Pedro Antonio Velásquez Seguel (5 August 1964–7 December 2023) is a Chilean politician who served as deputy. He also was mayor of Coquimbo from 1992 to 2006.

In 2023, he died of a cardiac arrest.

== Early life and education ==
Pedro Antonio Velásquez Seguel was born on August 5, 1964, in Ovalle, Chile. His parents were Ramón Velásquez Tabilo and Rosa Elvira Seguel. He was the sixth of thirteen siblings. He was married to Moira Navea Díaz, a social worker and former Regional Councillor of Coquimbo, with whom he had two children, Felipe and Rocío.

He completed his primary education at Methodist School No. 13 of Coquimbo and Aníbal Pinto School. He completed his secondary education at Liceo Comercial A-6 of Coquimbo, graduating in 1985 as a general accountant. He later studied law at the Universidad Bolivariana and was admitted to the bar on July 26, 2004.

== Professional career ==
Between 1983 and 1985, Velásquez served for three consecutive terms as president of the accounting specialty at his secondary school. In 1986, he was president of the youth organization of San Pedro Parish.

In professional terms, between 1986 and 1989 he worked as an accountant at Gildemeister in Coquimbo. Between 1989 and 1990, he worked at Francisco Henríquez e Hijos, and from 1990 to 1992 he worked as an accountant at Fundación Integra.

== Political career ==
Velásquez joined the Christian Democratic Party in 1987. Between 1987 and 1988, he served as president of the Christian Democratic Youth in the Coquimbo Region, and in 1989 he became regional president of the party. He also served as a delegate to the National Council of the party and as a party councillor.

In 1992, he was elected mayor of the Municipality of Coquimbo and was re-elected in the municipal elections of 1996, 2000, and 2004. During his tenure as mayor, he served as president of the Association of Port City Mayors of Chile between 1992 and 1995, president of the Regional Association of Municipalities in 2003, and president of the Association of Tourist Municipalities of Chile in 2005.

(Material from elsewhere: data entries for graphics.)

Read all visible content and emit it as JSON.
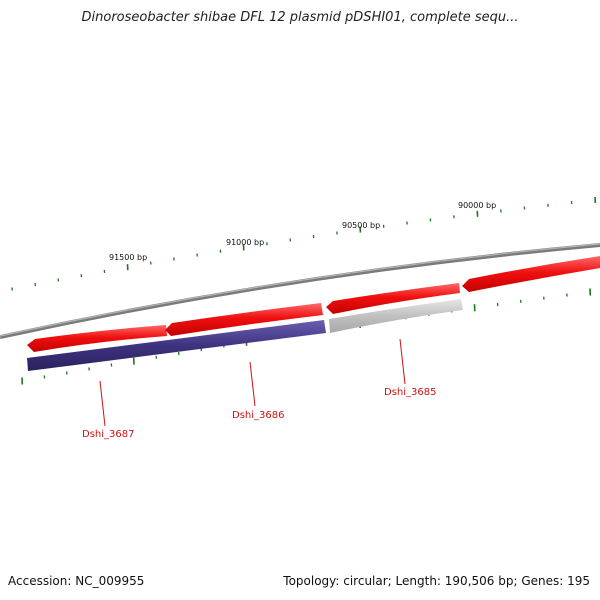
{
  "title": "Dinoroseobacter shibae DFL 12 plasmid pDSHI01, complete sequ...",
  "footer": {
    "accession": "Accession: NC_009955",
    "summary": "Topology: circular; Length: 190,506 bp; Genes: 195"
  },
  "colors": {
    "backbone": "#8a8a8a",
    "forward_cds": "#e8141a",
    "reverse_cds": "#4a3f8c",
    "pseudo_gray": "#c4c4c4",
    "tick": "#1a7a1a",
    "label": "#cc1111"
  },
  "scale": {
    "tick_labels": [
      "91500 bp",
      "91000 bp",
      "90500 bp",
      "90000 bp"
    ]
  },
  "genes": {
    "labels": [
      "Dshi_3687",
      "Dshi_3686",
      "Dshi_3685"
    ]
  }
}
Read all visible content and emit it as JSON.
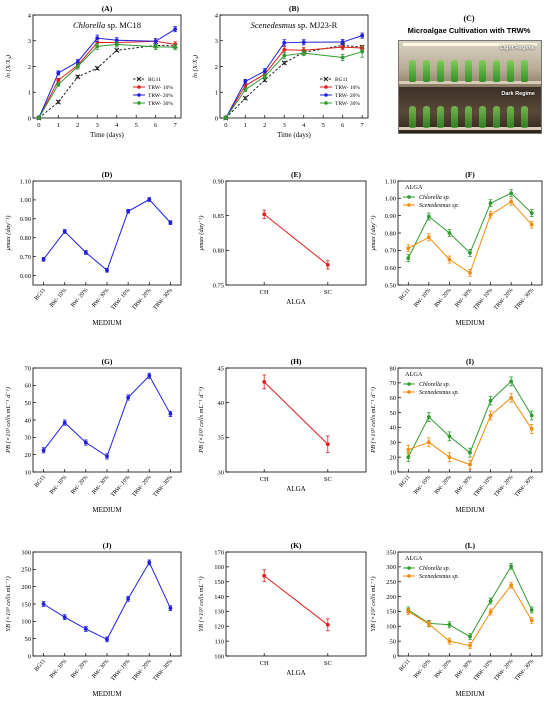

Between 1998 and 2000, he served as president of the municipal department of the Christian Democratic Party.

In 2005, legal proceedings were initiated against him for charges of fraud against the state and incompatible negotiation, leading to his suspension from office as mayor. As a result, he froze his party membership and formally resigned from the Christian Democratic Party in March 2006. In 2007, the Oral Criminal Court of La Serena found him guilty and imposed a permanent disqualification from holding the office of mayor.

In the 2009 parliamentary elections, Velásquez ran as an independent candidate for District No. 8, which included the communes of Coquimbo, Ovalle, and Río Hurtado. He was elected deputy with 25,919 votes, corresponding to 24.37 percent of the validly cast ballots.

In the 2013 parliamentary elections, he sought re-election as deputy for District No. 8, representing the Regionalist Party of Independents, obtaining 16,327 votes, equivalent to 15.23 percent of the valid votes, and was not elected.

In the parliamentary elections of November 19, 2017, he again appeared on the ballot as a candidate for the new 5th District of the Coquimbo Region, representing the Regionalist Green Coalition. He was elected deputy with 22,587 votes, corresponding to 9.74 percent of the validly cast ballots.

In the 2021 parliamentary elections, he ran for the Senate in the 5th Senatorial District of the Coquimbo Region as an independent candidate on the list of the Regionalist Independent Democratic Party, within the Chile Podemos Más coalition. He was not elected, obtaining 14,346 votes, equivalent to 5.89 percent of the valid votes.

Velásquez died in Santiago on December 7, 2023.